Last updated: July 1, 2026
Reporting security issues
If you believe you have found a security vulnerability in Gluedly, report it privately. Include reproduction steps, affected URLs, account identifiers (if relevant), timestamps, and screenshots where helpful.
Contact: [email protected]
Do not access data that is not yours. Do not run large-scale automated security scans against production without prior written agreement.
Platform security controls
- Password hashing, session hardening, and optional two-factor authentication for accounts.
- Scoped API keys with expiry, labels, and usage metadata where enabled.
- Administrative role separation for operator consoles.
- TLS termination at the deployment boundary (HTTPS via load balancer or reverse proxy).
- Per-account concurrency gates and RabbitMQ queue isolation to limit cross-tenant job interference.

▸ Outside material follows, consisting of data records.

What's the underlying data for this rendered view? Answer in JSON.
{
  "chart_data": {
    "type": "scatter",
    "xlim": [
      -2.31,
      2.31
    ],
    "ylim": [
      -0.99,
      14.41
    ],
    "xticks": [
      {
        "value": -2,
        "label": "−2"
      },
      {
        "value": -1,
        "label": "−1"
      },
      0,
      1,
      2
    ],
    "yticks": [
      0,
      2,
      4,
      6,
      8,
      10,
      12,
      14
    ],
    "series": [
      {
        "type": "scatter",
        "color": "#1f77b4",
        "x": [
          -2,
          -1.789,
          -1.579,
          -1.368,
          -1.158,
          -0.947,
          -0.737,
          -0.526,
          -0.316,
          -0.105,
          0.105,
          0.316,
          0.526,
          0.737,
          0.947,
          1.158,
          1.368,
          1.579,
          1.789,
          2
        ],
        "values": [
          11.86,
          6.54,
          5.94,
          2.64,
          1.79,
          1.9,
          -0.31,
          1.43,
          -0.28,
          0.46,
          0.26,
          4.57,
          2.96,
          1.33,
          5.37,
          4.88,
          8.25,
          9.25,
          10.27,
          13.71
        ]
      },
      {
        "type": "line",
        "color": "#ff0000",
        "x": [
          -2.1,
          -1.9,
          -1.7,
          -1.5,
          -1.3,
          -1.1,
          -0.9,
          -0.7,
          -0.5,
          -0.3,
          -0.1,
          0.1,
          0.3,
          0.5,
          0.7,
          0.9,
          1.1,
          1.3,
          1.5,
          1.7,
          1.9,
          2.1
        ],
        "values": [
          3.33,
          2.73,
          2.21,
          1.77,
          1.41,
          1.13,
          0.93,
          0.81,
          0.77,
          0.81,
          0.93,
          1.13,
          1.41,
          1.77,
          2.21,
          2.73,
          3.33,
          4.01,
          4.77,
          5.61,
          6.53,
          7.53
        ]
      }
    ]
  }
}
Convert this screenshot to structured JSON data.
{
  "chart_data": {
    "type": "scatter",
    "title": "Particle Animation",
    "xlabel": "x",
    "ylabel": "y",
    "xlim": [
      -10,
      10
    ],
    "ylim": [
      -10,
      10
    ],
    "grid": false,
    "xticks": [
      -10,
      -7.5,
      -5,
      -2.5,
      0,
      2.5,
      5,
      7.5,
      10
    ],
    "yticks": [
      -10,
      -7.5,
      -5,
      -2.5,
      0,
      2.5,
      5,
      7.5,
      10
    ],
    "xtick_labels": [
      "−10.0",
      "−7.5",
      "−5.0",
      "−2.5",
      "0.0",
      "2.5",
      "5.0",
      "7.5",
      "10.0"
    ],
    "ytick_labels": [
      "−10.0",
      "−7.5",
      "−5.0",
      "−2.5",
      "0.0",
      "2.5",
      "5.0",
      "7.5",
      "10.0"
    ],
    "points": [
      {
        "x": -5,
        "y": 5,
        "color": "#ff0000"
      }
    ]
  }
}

- Encrypted transport to proxy and extraction subprocessors; secrets stored outside source control.
Scrape output and integrations
Structured JSON delivered via API or webhooks should be treated as confidential. Rotate API keys after personnel changes, restrict webhook endpoints to HTTPS, and validate payloads before forwarding to downstream systems.
Your responsibilities
Protect passwords and API keys, enable two-factor authentication on sensitive accounts, scrape only targets you are authorized to access, and patch your integrations when we publish security advisories.